I have studied code from various people who implemented this model to try a bunch of different strategies:

  1. Normalize pixels in range (0,1), in the range (-1,1) and z-score normalization (separately)
  2. One Dropout 0.2 between CONV 2 and 3 layers (also tried 0.4)
  3. One Dropout of 0.2 between CONV and Linear layers (also tried 0.4, 0.5)
  4. Batch normalization after each convolutional layer
  5. Reduction of model complexity (removal of CONV and Linear layers)
  6. Different values of LR, Batch
  7. Different variations of filter sizes, stride and linear layers

However, despite trying about many many variations of the model for the entire day today, I am still not able to get validation loss to decrease (see figure 2)

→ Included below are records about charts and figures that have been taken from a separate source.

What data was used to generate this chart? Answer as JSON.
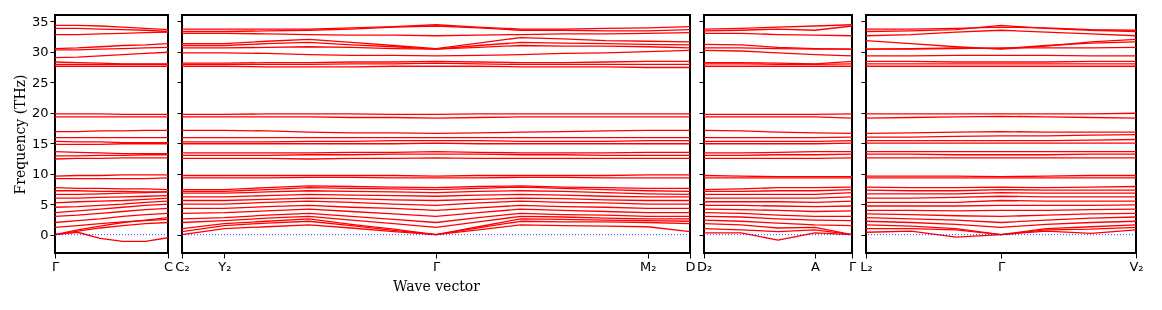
{
  "chart_data": [
    {
      "type": "line",
      "ylabel": "Frequency (THz)",
      "categories": [
        "Γ",
        null,
        null,
        null,
        null,
        "C"
      ],
      "ylim": [
        -3,
        36
      ],
      "yticks": [
        0,
        5,
        10,
        15,
        20,
        25,
        30,
        35
      ],
      "ref_lines": [
        {
          "axis": "y",
          "value": 0,
          "color": "#0000ff",
          "line_style": "dotted"
        }
      ],
      "series": [
        {
          "color": "#ff0000",
          "values": [
            0,
            0.4,
            -0.6,
            -1.1,
            -1.1,
            -0.5
          ]
        },
        {
          "color": "#ff0000",
          "values": [
            0,
            0.6,
            1.1,
            1.5,
            1.8,
            2.0
          ]
        },
        {
          "color": "#ff0000",
          "values": [
            0,
            0.8,
            1.4,
            2.0,
            2.4,
            2.8
          ]
        },
        {
          "color": "#ff0000",
          "values": [
            1.2,
            1.5,
            1.8,
            2.1,
            2.3,
            2.5
          ]
        },
        {
          "color": "#ff0000",
          "values": [
            2.0,
            2.3,
            2.6,
            3.0,
            3.3,
            3.5
          ]
        },
        {
          "color": "#ff0000",
          "values": [
            3.0,
            3.2,
            3.5,
            3.8,
            4.1,
            4.3
          ]
        },
        {
          "color": "#ff0000",
          "values": [
            3.6,
            3.9,
            4.2,
            4.5,
            4.8,
            5.0
          ]
        },
        {
          "color": "#ff0000",
          "values": [
            4.5,
            4.6,
            4.8,
            5.0,
            5.3,
            5.5
          ]
        },
        {
          "color": "#ff0000",
          "values": [
            5.2,
            5.4,
            5.5,
            5.6,
            5.8,
            6.0
          ]
        },
        {
          "color": "#ff0000",
          "values": [
            6.0,
            6.0,
            6.1,
            6.2,
            6.3,
            6.4
          ]
        },
        {
          "color": "#ff0000",
          "values": [
            6.6,
            6.6,
            6.7,
            6.8,
            6.9,
            7.0
          ]
        },
        {
          "color": "#ff0000",
          "values": [
            7.2,
            7.2,
            7.1,
            7.1,
            7.0,
            7.0
          ]
        },
        {
          "color": "#ff0000",
          "values": [
            7.7,
            7.6,
            7.6,
            7.5,
            7.5,
            7.4
          ]
        },
        {
          "color": "#ff0000",
          "values": [
            9.2,
            9.2,
            9.2,
            9.2,
            9.2,
            9.3
          ]
        },
        {
          "color": "#ff0000",
          "values": [
            9.6,
            9.7,
            9.7,
            9.8,
            9.8,
            9.8
          ]
        },
        {
          "color": "#ff0000",
          "values": [
            12.4,
            12.5,
            12.5,
            12.6,
            12.6,
            12.6
          ]
        },
        {
          "color": "#ff0000",
          "values": [
            12.9,
            12.9,
            13.0,
            13.0,
            13.1,
            13.1
          ]
        },
        {
          "color": "#ff0000",
          "values": [
            13.6,
            13.5,
            13.4,
            13.3,
            13.3,
            13.3
          ]
        },
        {
          "color": "#ff0000",
          "values": [
            14.8,
            14.8,
            14.8,
            14.9,
            14.9,
            14.9
          ]
        },
        {
          "color": "#ff0000",
          "values": [
            15.3,
            15.2,
            15.2,
            15.1,
            15.1,
            15.1
          ]
        },
        {
          "color": "#ff0000",
          "values": [
            15.9,
            15.9,
            15.9,
            15.9,
            15.9,
            15.9
          ]
        },
        {
          "color": "#ff0000",
          "values": [
            16.9,
            16.9,
            17.0,
            17.0,
            17.1,
            17.1
          ]
        },
        {
          "color": "#ff0000",
          "values": [
            19.3,
            19.3,
            19.3,
            19.3,
            19.3,
            19.3
          ]
        },
        {
          "color": "#ff0000",
          "values": [
            19.8,
            19.8,
            19.8,
            19.7,
            19.7,
            19.7
          ]
        },
        {
          "color": "#ff0000",
          "values": [
            27.6,
            27.6,
            27.6,
            27.6,
            27.6,
            27.6
          ]
        },
        {
          "color": "#ff0000",
          "values": [
            27.9,
            27.9,
            27.9,
            27.9,
            27.9,
            27.9
          ]
        },
        {
          "color": "#ff0000",
          "values": [
            28.3,
            28.2,
            28.1,
            28.0,
            28.0,
            28.0
          ]
        },
        {
          "color": "#ff0000",
          "values": [
            29.0,
            29.1,
            29.3,
            29.5,
            29.7,
            29.9
          ]
        },
        {
          "color": "#ff0000",
          "values": [
            30.3,
            30.3,
            30.4,
            30.5,
            30.6,
            30.7
          ]
        },
        {
          "color": "#ff0000",
          "values": [
            30.5,
            30.6,
            30.8,
            31.0,
            31.1,
            31.3
          ]
        },
        {
          "color": "#ff0000",
          "values": [
            32.8,
            32.8,
            32.9,
            33.0,
            33.1,
            33.2
          ]
        },
        {
          "color": "#ff0000",
          "values": [
            33.8,
            33.8,
            33.7,
            33.6,
            33.5,
            33.3
          ]
        },
        {
          "color": "#ff0000",
          "values": [
            34.3,
            34.3,
            34.2,
            34.0,
            33.8,
            33.6
          ]
        }
      ]
    },
    {
      "type": "line",
      "xlabel": "Wave vector",
      "tick_labels": "x",
      "categories": [
        "C₂",
        "Y₂",
        null,
        null,
        null,
        null,
        "Γ",
        null,
        null,
        null,
        null,
        "M₂",
        "D"
      ],
      "ylim": [
        -3,
        36
      ],
      "yticks": [
        0,
        5,
        10,
        15,
        20,
        25,
        30,
        35
      ],
      "ref_lines": [
        {
          "axis": "y",
          "value": 0,
          "color": "#0000ff",
          "line_style": "dotted"
        }
      ],
      "series": [
        {
          "color": "#ff0000",
          "values": [
            0,
            1.0,
            1.3,
            1.6,
            1.1,
            0.5,
            0,
            0.8,
            1.6,
            1.5,
            1.4,
            1.3,
            0.5
          ]
        },
        {
          "color": "#ff0000",
          "values": [
            0.5,
            1.5,
            1.9,
            2.2,
            1.5,
            0.7,
            0,
            1.1,
            2.2,
            2.1,
            2.1,
            2.0,
            1.8
          ]
        },
        {
          "color": "#ff0000",
          "values": [
            1.0,
            1.8,
            2.2,
            2.6,
            1.7,
            0.9,
            0,
            1.3,
            2.6,
            2.5,
            2.4,
            2.3,
            2.2
          ]
        },
        {
          "color": "#ff0000",
          "values": [
            2.0,
            2.3,
            2.7,
            3.0,
            2.4,
            1.8,
            1.2,
            2.1,
            3.0,
            2.9,
            2.7,
            2.6,
            2.6
          ]
        },
        {
          "color": "#ff0000",
          "values": [
            2.6,
            2.8,
            3.2,
            3.5,
            3.0,
            2.5,
            2.0,
            2.8,
            3.5,
            3.3,
            3.2,
            3.0,
            3.0
          ]
        },
        {
          "color": "#ff0000",
          "values": [
            3.5,
            3.6,
            3.9,
            4.2,
            3.8,
            3.4,
            3.0,
            3.6,
            4.2,
            4.0,
            3.8,
            3.6,
            3.6
          ]
        },
        {
          "color": "#ff0000",
          "values": [
            4.3,
            4.3,
            4.6,
            4.8,
            4.5,
            4.3,
            4.0,
            4.4,
            4.8,
            4.6,
            4.5,
            4.3,
            4.3
          ]
        },
        {
          "color": "#ff0000",
          "values": [
            5.0,
            5.0,
            5.3,
            5.5,
            5.3,
            5.0,
            4.8,
            5.2,
            5.5,
            5.3,
            5.2,
            5.0,
            5.0
          ]
        },
        {
          "color": "#ff0000",
          "values": [
            5.6,
            5.6,
            5.8,
            6.0,
            5.9,
            5.7,
            5.6,
            5.8,
            6.0,
            5.9,
            5.7,
            5.6,
            5.6
          ]
        },
        {
          "color": "#ff0000",
          "values": [
            6.2,
            6.2,
            6.4,
            6.6,
            6.5,
            6.4,
            6.3,
            6.5,
            6.6,
            6.5,
            6.3,
            6.2,
            6.2
          ]
        },
        {
          "color": "#ff0000",
          "values": [
            6.8,
            6.8,
            7.0,
            7.2,
            7.1,
            7.0,
            6.9,
            7.1,
            7.2,
            7.1,
            6.9,
            6.7,
            6.6
          ]
        },
        {
          "color": "#ff0000",
          "values": [
            7.1,
            7.1,
            7.4,
            7.7,
            7.6,
            7.5,
            7.4,
            7.6,
            7.8,
            7.6,
            7.4,
            7.2,
            7.1
          ]
        },
        {
          "color": "#ff0000",
          "values": [
            7.4,
            7.4,
            7.7,
            8.0,
            7.9,
            7.8,
            7.7,
            7.9,
            8.0,
            7.8,
            7.7,
            7.6,
            7.6
          ]
        },
        {
          "color": "#ff0000",
          "values": [
            9.3,
            9.3,
            9.3,
            9.4,
            9.4,
            9.3,
            9.3,
            9.3,
            9.4,
            9.4,
            9.3,
            9.3,
            9.3
          ]
        },
        {
          "color": "#ff0000",
          "values": [
            9.7,
            9.7,
            9.7,
            9.7,
            9.7,
            9.7,
            9.6,
            9.7,
            9.7,
            9.7,
            9.7,
            9.8,
            9.8
          ]
        },
        {
          "color": "#ff0000",
          "values": [
            12.5,
            12.5,
            12.5,
            12.4,
            12.5,
            12.5,
            12.6,
            12.5,
            12.5,
            12.5,
            12.5,
            12.5,
            12.5
          ]
        },
        {
          "color": "#ff0000",
          "values": [
            13.0,
            13.0,
            13.0,
            13.1,
            13.1,
            13.2,
            13.2,
            13.2,
            13.1,
            13.1,
            13.0,
            13.0,
            13.0
          ]
        },
        {
          "color": "#ff0000",
          "values": [
            13.4,
            13.4,
            13.4,
            13.4,
            13.5,
            13.5,
            13.6,
            13.5,
            13.4,
            13.4,
            13.4,
            13.5,
            13.5
          ]
        },
        {
          "color": "#ff0000",
          "values": [
            14.9,
            14.9,
            14.9,
            14.9,
            14.9,
            14.9,
            15.0,
            14.9,
            14.9,
            14.9,
            14.9,
            14.9,
            14.9
          ]
        },
        {
          "color": "#ff0000",
          "values": [
            15.2,
            15.2,
            15.2,
            15.3,
            15.3,
            15.4,
            15.4,
            15.4,
            15.3,
            15.3,
            15.3,
            15.4,
            15.4
          ]
        },
        {
          "color": "#ff0000",
          "values": [
            15.9,
            15.9,
            15.9,
            15.9,
            15.9,
            15.9,
            15.9,
            15.9,
            15.9,
            15.9,
            15.9,
            15.9,
            15.9
          ]
        },
        {
          "color": "#ff0000",
          "values": [
            17.1,
            17.1,
            17.0,
            16.8,
            16.7,
            16.7,
            16.6,
            16.7,
            16.8,
            16.9,
            17.0,
            17.1,
            17.1
          ]
        },
        {
          "color": "#ff0000",
          "values": [
            19.3,
            19.3,
            19.3,
            19.3,
            19.2,
            19.2,
            19.1,
            19.2,
            19.3,
            19.3,
            19.3,
            19.3,
            19.3
          ]
        },
        {
          "color": "#ff0000",
          "values": [
            19.7,
            19.7,
            19.8,
            19.8,
            19.8,
            19.7,
            19.7,
            19.8,
            19.8,
            19.8,
            19.8,
            19.8,
            19.8
          ]
        },
        {
          "color": "#ff0000",
          "values": [
            27.6,
            27.6,
            27.5,
            27.5,
            27.5,
            27.6,
            27.6,
            27.6,
            27.5,
            27.5,
            27.5,
            27.4,
            27.4
          ]
        },
        {
          "color": "#ff0000",
          "values": [
            27.9,
            27.9,
            27.9,
            27.9,
            28.0,
            28.0,
            28.1,
            28.0,
            27.9,
            27.9,
            27.9,
            27.9,
            27.9
          ]
        },
        {
          "color": "#ff0000",
          "values": [
            28.1,
            28.1,
            28.2,
            28.2,
            28.3,
            28.3,
            28.4,
            28.3,
            28.2,
            28.2,
            28.3,
            28.4,
            28.4
          ]
        },
        {
          "color": "#ff0000",
          "values": [
            29.8,
            29.8,
            29.7,
            29.5,
            29.4,
            29.4,
            29.3,
            29.4,
            29.5,
            29.7,
            29.8,
            30.0,
            30.2
          ]
        },
        {
          "color": "#ff0000",
          "values": [
            30.6,
            30.6,
            30.7,
            30.8,
            30.7,
            30.5,
            30.4,
            30.7,
            31.0,
            30.9,
            30.9,
            30.8,
            30.6
          ]
        },
        {
          "color": "#ff0000",
          "values": [
            31.0,
            31.0,
            31.3,
            31.5,
            31.1,
            30.8,
            30.4,
            31.0,
            31.5,
            31.4,
            31.3,
            31.2,
            31.1
          ]
        },
        {
          "color": "#ff0000",
          "values": [
            31.3,
            31.3,
            31.7,
            32.0,
            31.5,
            31.0,
            30.5,
            31.4,
            32.3,
            32.1,
            31.8,
            31.7,
            31.6
          ]
        },
        {
          "color": "#ff0000",
          "values": [
            33.0,
            33.0,
            32.9,
            32.8,
            32.7,
            32.7,
            32.6,
            32.7,
            32.8,
            32.9,
            32.9,
            33.0,
            33.1
          ]
        },
        {
          "color": "#ff0000",
          "values": [
            33.3,
            33.3,
            33.4,
            33.5,
            33.7,
            34.0,
            34.2,
            33.9,
            33.5,
            33.5,
            33.4,
            33.4,
            33.6
          ]
        },
        {
          "color": "#ff0000",
          "values": [
            33.7,
            33.7,
            33.7,
            33.7,
            33.9,
            34.1,
            34.4,
            34.0,
            33.7,
            33.7,
            33.8,
            33.9,
            34.1
          ]
        }
      ]
    },
    {
      "type": "line",
      "tick_labels": "x",
      "categories": [
        "D₂",
        null,
        null,
        "A",
        "Γ"
      ],
      "ylim": [
        -3,
        36
      ],
      "yticks": [
        0,
        5,
        10,
        15,
        20,
        25,
        30,
        35
      ],
      "ref_lines": [
        {
          "axis": "y",
          "value": 0,
          "color": "#0000ff",
          "line_style": "dotted"
        }
      ],
      "series": [
        {
          "color": "#ff0000",
          "values": [
            0.3,
            0.3,
            -0.9,
            0.3,
            0
          ]
        },
        {
          "color": "#ff0000",
          "values": [
            1.0,
            0.8,
            0.5,
            0.8,
            0
          ]
        },
        {
          "color": "#ff0000",
          "values": [
            1.8,
            1.6,
            1.1,
            1.2,
            0
          ]
        },
        {
          "color": "#ff0000",
          "values": [
            2.4,
            2.2,
            1.9,
            1.6,
            1.5
          ]
        },
        {
          "color": "#ff0000",
          "values": [
            3.0,
            2.9,
            2.6,
            2.4,
            2.3
          ]
        },
        {
          "color": "#ff0000",
          "values": [
            3.6,
            3.5,
            3.2,
            3.0,
            3.0
          ]
        },
        {
          "color": "#ff0000",
          "values": [
            4.2,
            4.1,
            4.0,
            3.8,
            3.9
          ]
        },
        {
          "color": "#ff0000",
          "values": [
            4.8,
            4.8,
            4.7,
            4.6,
            4.7
          ]
        },
        {
          "color": "#ff0000",
          "values": [
            5.4,
            5.4,
            5.4,
            5.3,
            5.5
          ]
        },
        {
          "color": "#ff0000",
          "values": [
            6.0,
            6.0,
            6.0,
            6.0,
            6.2
          ]
        },
        {
          "color": "#ff0000",
          "values": [
            6.6,
            6.6,
            6.6,
            6.6,
            6.9
          ]
        },
        {
          "color": "#ff0000",
          "values": [
            7.1,
            7.1,
            7.2,
            7.2,
            7.4
          ]
        },
        {
          "color": "#ff0000",
          "values": [
            7.4,
            7.5,
            7.7,
            7.7,
            7.8
          ]
        },
        {
          "color": "#ff0000",
          "values": [
            9.3,
            9.3,
            9.3,
            9.3,
            9.3
          ]
        },
        {
          "color": "#ff0000",
          "values": [
            9.7,
            9.6,
            9.5,
            9.5,
            9.5
          ]
        },
        {
          "color": "#ff0000",
          "values": [
            12.5,
            12.5,
            12.5,
            12.5,
            12.6
          ]
        },
        {
          "color": "#ff0000",
          "values": [
            13.0,
            13.0,
            13.1,
            13.1,
            13.2
          ]
        },
        {
          "color": "#ff0000",
          "values": [
            13.4,
            13.4,
            13.5,
            13.6,
            13.6
          ]
        },
        {
          "color": "#ff0000",
          "values": [
            14.9,
            14.9,
            14.9,
            14.9,
            15.0
          ]
        },
        {
          "color": "#ff0000",
          "values": [
            15.3,
            15.3,
            15.3,
            15.3,
            15.4
          ]
        },
        {
          "color": "#ff0000",
          "values": [
            15.9,
            15.9,
            15.9,
            15.9,
            16.0
          ]
        },
        {
          "color": "#ff0000",
          "values": [
            17.1,
            17.0,
            16.8,
            16.7,
            16.6
          ]
        },
        {
          "color": "#ff0000",
          "values": [
            19.3,
            19.3,
            19.3,
            19.3,
            19.1
          ]
        },
        {
          "color": "#ff0000",
          "values": [
            19.7,
            19.7,
            19.7,
            19.7,
            19.8
          ]
        },
        {
          "color": "#ff0000",
          "values": [
            27.6,
            27.6,
            27.6,
            27.6,
            27.6
          ]
        },
        {
          "color": "#ff0000",
          "values": [
            28.0,
            28.0,
            27.9,
            27.9,
            28.0
          ]
        },
        {
          "color": "#ff0000",
          "values": [
            28.2,
            28.2,
            28.1,
            28.0,
            28.4
          ]
        },
        {
          "color": "#ff0000",
          "values": [
            30.2,
            30.1,
            29.8,
            29.5,
            29.3
          ]
        },
        {
          "color": "#ff0000",
          "values": [
            30.6,
            30.6,
            30.5,
            30.4,
            30.4
          ]
        },
        {
          "color": "#ff0000",
          "values": [
            31.2,
            31.1,
            30.7,
            30.5,
            30.4
          ]
        },
        {
          "color": "#ff0000",
          "values": [
            33.0,
            33.0,
            32.8,
            32.7,
            32.6
          ]
        },
        {
          "color": "#ff0000",
          "values": [
            33.4,
            33.5,
            33.7,
            33.5,
            34.2
          ]
        },
        {
          "color": "#ff0000",
          "values": [
            33.7,
            33.8,
            34.0,
            34.2,
            34.4
          ]
        }
      ]
    },
    {
      "type": "line",
      "tick_labels": "x",
      "categories": [
        "L₂",
        null,
        null,
        "Γ",
        null,
        null,
        "V₂"
      ],
      "ylim": [
        -3,
        36
      ],
      "yticks": [
        0,
        5,
        10,
        15,
        20,
        25,
        30,
        35
      ],
      "ref_lines": [
        {
          "axis": "y",
          "value": 0,
          "color": "#0000ff",
          "line_style": "dotted"
        }
      ],
      "series": [
        {
          "color": "#ff0000",
          "values": [
            0.4,
            0.6,
            -0.4,
            0,
            0.6,
            0.2,
            0.8
          ]
        },
        {
          "color": "#ff0000",
          "values": [
            1.0,
            1.0,
            0.8,
            0,
            0.8,
            0.9,
            1.2
          ]
        },
        {
          "color": "#ff0000",
          "values": [
            1.6,
            1.4,
            1.0,
            0,
            1.0,
            1.3,
            1.6
          ]
        },
        {
          "color": "#ff0000",
          "values": [
            2.2,
            2.0,
            1.7,
            1.2,
            1.7,
            2.0,
            2.2
          ]
        },
        {
          "color": "#ff0000",
          "values": [
            2.8,
            2.6,
            2.4,
            2.0,
            2.4,
            2.7,
            2.9
          ]
        },
        {
          "color": "#ff0000",
          "values": [
            3.4,
            3.3,
            3.1,
            3.0,
            3.2,
            3.4,
            3.5
          ]
        },
        {
          "color": "#ff0000",
          "values": [
            4.0,
            4.0,
            3.9,
            4.0,
            4.0,
            4.1,
            4.2
          ]
        },
        {
          "color": "#ff0000",
          "values": [
            4.7,
            4.7,
            4.7,
            4.8,
            4.8,
            4.8,
            4.9
          ]
        },
        {
          "color": "#ff0000",
          "values": [
            5.3,
            5.3,
            5.3,
            5.6,
            5.5,
            5.5,
            5.5
          ]
        },
        {
          "color": "#ff0000",
          "values": [
            6.0,
            6.0,
            6.1,
            6.3,
            6.2,
            6.2,
            6.2
          ]
        },
        {
          "color": "#ff0000",
          "values": [
            6.7,
            6.7,
            6.7,
            6.9,
            6.8,
            6.8,
            6.8
          ]
        },
        {
          "color": "#ff0000",
          "values": [
            7.3,
            7.2,
            7.2,
            7.4,
            7.3,
            7.3,
            7.3
          ]
        },
        {
          "color": "#ff0000",
          "values": [
            7.8,
            7.7,
            7.7,
            7.8,
            7.7,
            7.8,
            7.9
          ]
        },
        {
          "color": "#ff0000",
          "values": [
            9.3,
            9.3,
            9.3,
            9.3,
            9.3,
            9.3,
            9.3
          ]
        },
        {
          "color": "#ff0000",
          "values": [
            9.6,
            9.6,
            9.6,
            9.5,
            9.6,
            9.7,
            9.7
          ]
        },
        {
          "color": "#ff0000",
          "values": [
            12.6,
            12.6,
            12.6,
            12.6,
            12.6,
            12.6,
            12.6
          ]
        },
        {
          "color": "#ff0000",
          "values": [
            13.2,
            13.2,
            13.1,
            13.1,
            13.1,
            13.2,
            13.2
          ]
        },
        {
          "color": "#ff0000",
          "values": [
            13.6,
            13.6,
            13.6,
            13.6,
            13.6,
            13.6,
            13.6
          ]
        },
        {
          "color": "#ff0000",
          "values": [
            15.0,
            15.0,
            15.0,
            15.0,
            15.0,
            15.0,
            15.0
          ]
        },
        {
          "color": "#ff0000",
          "values": [
            15.4,
            15.4,
            15.4,
            15.4,
            15.4,
            15.5,
            15.6
          ]
        },
        {
          "color": "#ff0000",
          "values": [
            16.0,
            16.0,
            16.1,
            16.2,
            16.2,
            16.3,
            16.4
          ]
        },
        {
          "color": "#ff0000",
          "values": [
            16.6,
            16.7,
            16.8,
            16.9,
            16.8,
            16.8,
            16.8
          ]
        },
        {
          "color": "#ff0000",
          "values": [
            19.1,
            19.2,
            19.3,
            19.4,
            19.3,
            19.2,
            19.1
          ]
        },
        {
          "color": "#ff0000",
          "values": [
            19.8,
            19.8,
            19.8,
            19.8,
            19.8,
            19.8,
            19.9
          ]
        },
        {
          "color": "#ff0000",
          "values": [
            27.6,
            27.6,
            27.6,
            27.6,
            27.6,
            27.6,
            27.6
          ]
        },
        {
          "color": "#ff0000",
          "values": [
            28.0,
            28.0,
            28.0,
            28.0,
            28.0,
            28.0,
            28.0
          ]
        },
        {
          "color": "#ff0000",
          "values": [
            28.4,
            28.4,
            28.3,
            28.3,
            28.3,
            28.4,
            28.4
          ]
        },
        {
          "color": "#ff0000",
          "values": [
            29.3,
            29.3,
            29.4,
            29.4,
            29.4,
            29.3,
            29.3
          ]
        },
        {
          "color": "#ff0000",
          "values": [
            30.4,
            30.4,
            30.5,
            30.6,
            30.6,
            30.6,
            30.7
          ]
        },
        {
          "color": "#ff0000",
          "values": [
            30.4,
            30.5,
            30.6,
            30.5,
            31.0,
            31.4,
            31.6
          ]
        },
        {
          "color": "#ff0000",
          "values": [
            31.8,
            31.3,
            30.8,
            30.4,
            30.9,
            31.6,
            32.0
          ]
        },
        {
          "color": "#ff0000",
          "values": [
            32.6,
            32.8,
            33.2,
            33.5,
            33.2,
            32.9,
            32.6
          ]
        },
        {
          "color": "#ff0000",
          "values": [
            33.3,
            33.4,
            33.6,
            34.3,
            33.8,
            33.5,
            33.3
          ]
        },
        {
          "color": "#ff0000",
          "values": [
            33.7,
            33.7,
            33.8,
            34.0,
            33.9,
            33.6,
            33.5
          ]
        }
      ]
    }
  ]
}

Some more strategies that I have in mind but am not sure about their effectiveness are:

  1. Implementing a decaying learning rate scheme

Any help would be greatly appreciated.
Thanks

Although the model architecture looks relatively nonstandard (pure convolution, extensive use of 5x5 convolutions, no residual layers), the overfitting might be attributable to the dataset. What is the extent of the training and validation set here, and is the data distribution comparable? For example, are the road conditions similar, orientation of camera comparable, etc.?

If collecting more data is not an option, there are various data augmentations that might be applicable in this setting:
https://pytorch.org/vision/stable/transforms.html

Thank you for your reply. Sorry, I forgot to mention about the dataset.

Its from Honda and Waymo (on real road images not in simulation), each image has size (220, 66, 3)
There are about 2,50,000 images in training set and about 43,000 in validation.

And yes the data distribution is comparable. Similar angles and road conditions. Although inherently driving data is a little bit non identically distributed.

Yes, Data Augmentation with:

  1. Random selection of various lighting, brightness, contrast, saturation and hue conditions
  2. Spatial shift, rotation, flip and perspective

are in my considerations for the future. However, I was under the impression that I should be able to get at least some generalization with the current version of the model and pipeline as well. And that Augmentation would help improve that performance.

Please feel free to add your thoughts and comments on this.
I appreciate you taking the time to answer.

To check if it is indeed a distribution or issue of problem difficulty, I would try to first debug the system by replacing the validation set with the training set and seeing if the results match the training set.
If this works I would try splitting the training set in half and seeing if training on the first half of the training set generalizes well to the second.

Thank you for your insight,
The result of both Train and Val sets= Training data

Next, the result of Train = first half of Training data, Val = second half of Training data

Note the validation error is very high.
Now would it be correct for me to say, “The problem we face is not due to distribution shift between Training and Validation sets but rather the problem difficulty of learning with generalization”. Because, even when the data was from the same distribution it did not generalize.

Next I am going to try data augmentation (which I believe has been proven to improve generalization as well as to better performance in training). Are there any specific strategies you know that I should follow?

I don’t think there is any silver bullet for what types of augmentation will work best e.g., [1909.13719v2] RandAugment: Practical automated data augmentation with a reduced search space (arxiv.org)

However, there may still be parts of the model architecture that make it more prone to overfitting. For example, a flatten operation rather than average pooling (or some other kind of layer that removes spatial dependencies) before the fully connected layers may cause the model to be more dependent on non-generalizable features. You might want to see if the results improve with a modified ResNet or other popular vision architecture.

Thank you for the pointers to the paper.

I did a data augmentation where for every image there is a transformed image with one of the 13 transforms from this list: [Random Color Jitter (Hue, Saturation, Contrast, Brightness), Horizontal Flip, Vertical Flip, Histogram Equalization, Auto Contrast, Adjust Shaprness, Solarize, Posterize , Invert, Affine Transformation, Random rotation , Random Perspective shift, Gaussian Blur]

However, the training still does not improve.

Next, I coded up the ResNet 50 architecture but seems like it will take a while to train (23 million parameters and train data size = 4,30,000). Will update after overnight of running on ResNet.